Rabino – ¡Qué pamplinas estás diciendo, campesino ignorante! Así que tú eres médico, ¿no? ¡Y has venido a curar al “pobrecito” de Mateo! Tú estás tan enfermo como él. Oye lo que te digo: el que se arrima a un puerco, se le pega su porquería. Tú entraste en esta pocilga. Ahora estás manchado igual que el asqueroso publicano que vive en ella. ¿No sabes lo que dice la Escritura en estos casos? No te acerques por la sinagoga si no ofreces antes un sacrificio de purificación por tus pecados.
Jesús – ¿Y tú no sabes lo que dice en otra parte la misma Escritura? “Quiero amor y no sacrificios”. Dios prefiere el amor a las penitencias.
Rabino – ¡Insolente! ¡Maldito sin ley! ¡Algún día te tragarás esas palabras que acabas de decir!
El rabino escupió a Jesús en la cara. Tenía las venas del cuello enrojecidas, a punto de estallar. Sacudió con rabia las sandalias delante de él y se alejó por la oscura calleja.
Pedro – Jesús, nos has traicionado. No esperábamos esto de ti.
Santiago – Ponte claro de una vez. ¿De qué lado estás?
Pedro – Mucha palabrería: “las cosas van a cambiar, las cosas van a cambiar”. Y ahora vienes tú a comer con un vendepatrias y con un soldado romano. Entonces, ¿qué?
Jesús – Entonces es lo que llevamos diciendo hace mucho tiempo. Para que las cosas cambien, la gente tiene que cambiar. Mateo es el hombre más odiado en Cafarnaum. Entre todos podemos echarle una mano.
Santiago – ¡Vete al diablo, Jesús! Está bien, haz lo que te dé la gana. Pero ten cuidado con ese tipo. Puede llevarnos a todos a la cárcel.
Pedro – Ea, vámonos de aquí. Y tú, sigue comiendo, sigue comiendo… ¡Ojalá se atraganten todos, maldita sea!
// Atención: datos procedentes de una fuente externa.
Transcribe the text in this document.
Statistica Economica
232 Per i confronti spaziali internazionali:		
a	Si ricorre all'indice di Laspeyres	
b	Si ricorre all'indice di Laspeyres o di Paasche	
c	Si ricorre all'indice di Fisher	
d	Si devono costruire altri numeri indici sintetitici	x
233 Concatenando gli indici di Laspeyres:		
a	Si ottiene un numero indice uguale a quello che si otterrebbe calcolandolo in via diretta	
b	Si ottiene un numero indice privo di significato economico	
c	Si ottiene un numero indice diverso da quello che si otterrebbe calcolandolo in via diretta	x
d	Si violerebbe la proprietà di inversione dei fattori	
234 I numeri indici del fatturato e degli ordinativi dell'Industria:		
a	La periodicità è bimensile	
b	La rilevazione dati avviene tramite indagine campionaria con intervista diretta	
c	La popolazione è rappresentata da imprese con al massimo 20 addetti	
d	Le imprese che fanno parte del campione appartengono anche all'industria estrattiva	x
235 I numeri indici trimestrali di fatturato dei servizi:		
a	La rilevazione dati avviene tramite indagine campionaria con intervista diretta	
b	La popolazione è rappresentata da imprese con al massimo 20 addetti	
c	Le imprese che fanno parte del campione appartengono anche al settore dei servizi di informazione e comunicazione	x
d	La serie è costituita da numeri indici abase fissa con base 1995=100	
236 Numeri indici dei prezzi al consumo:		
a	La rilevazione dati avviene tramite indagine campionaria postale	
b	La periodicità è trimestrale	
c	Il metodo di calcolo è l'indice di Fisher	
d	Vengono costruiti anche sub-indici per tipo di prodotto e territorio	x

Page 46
Jesús y el capitán Cornelio entraron de nuevo en casa de Mateo. Y continuaron comiendo con él. Nosotros volvimos al barrio, sin decir una palabra más. Que yo recuerde, aquella fue la primera pelea fuerte que tuvimos con Jesús. No comprendimos por qué había hecho aquello. No entendíamos entonces que en el Reino de Dios hubiera sitio para un hombre tan despreciable como Mateo, el publicano.
Mateo 9,10-13; Marcos 2,15-17; Lucas 5,28-32.
Notas
* El publicano o recaudador de impuestos, además de ser aborrecido por el pueblo, era un ciudadano proscrito civilmente. Su testimonio no tenía ningún valor jurídico y de alguna forma se le equiparaba al esclavo, por la inferioridad en la que se encontraba ante el resto de sus compatriotas. Como “pecador”, se le rechazaba moralmente y esto llegaba al extremo de que el dinero proveniente de las cajas del cobro de impuestos no podía aceptarse como limosna para los pobres por considerarlo dinero injusto. El desprecio popular se extendía también a la familia de los publicanos.
* Entre los orientales, comer con una persona en la misma mesa es muestra de respeto, de fraternidad y de perdón. Compartir la mesa era compartir la vida. Que Jesús no sólo se relacionara con publicanos, sino que compartiera con ellos la mesa resultó un gran escándalo. Al escándalo moral se unía el escándalo político por ser los publicanos colaboradores de Roma. Las comidas de Jesús con “publicanos y pecadores” tuvieron también significación teológica. En los evangelios son presentadas como una anticipación del banquete final del mundo, en el que Dios sentará a su mesa en los primeros puestos a los que los “buenos” rechazaron como los últimos.
* Separarse de los pecadores era el máximo deber de un hombre que quisiera agradar a Dios. La religión que practicaban los piadosos en tiempo de Jesús sostenía que Dios rechazaba al pecador y sólo lo acogía si se arrepentía y cambiaba de conducta. Sólo entonces, el pecador era objeto del amor de Dios: cuando se transformaba en justo. Jesús revolucionó esta arraigada idea religiosa proclamando, con palabras y acciones que para Dios no cuenta la moral, que Dios demuestra un amor especial a los considerados inmorales. Esta idea era escandalosa, representaba la disolución de toda “moral”. Hasta el final de su vida Jesús fue acusado por las personas decentes de una conducta inmoral, porque “bebía y comía con publicanos y pecadores”.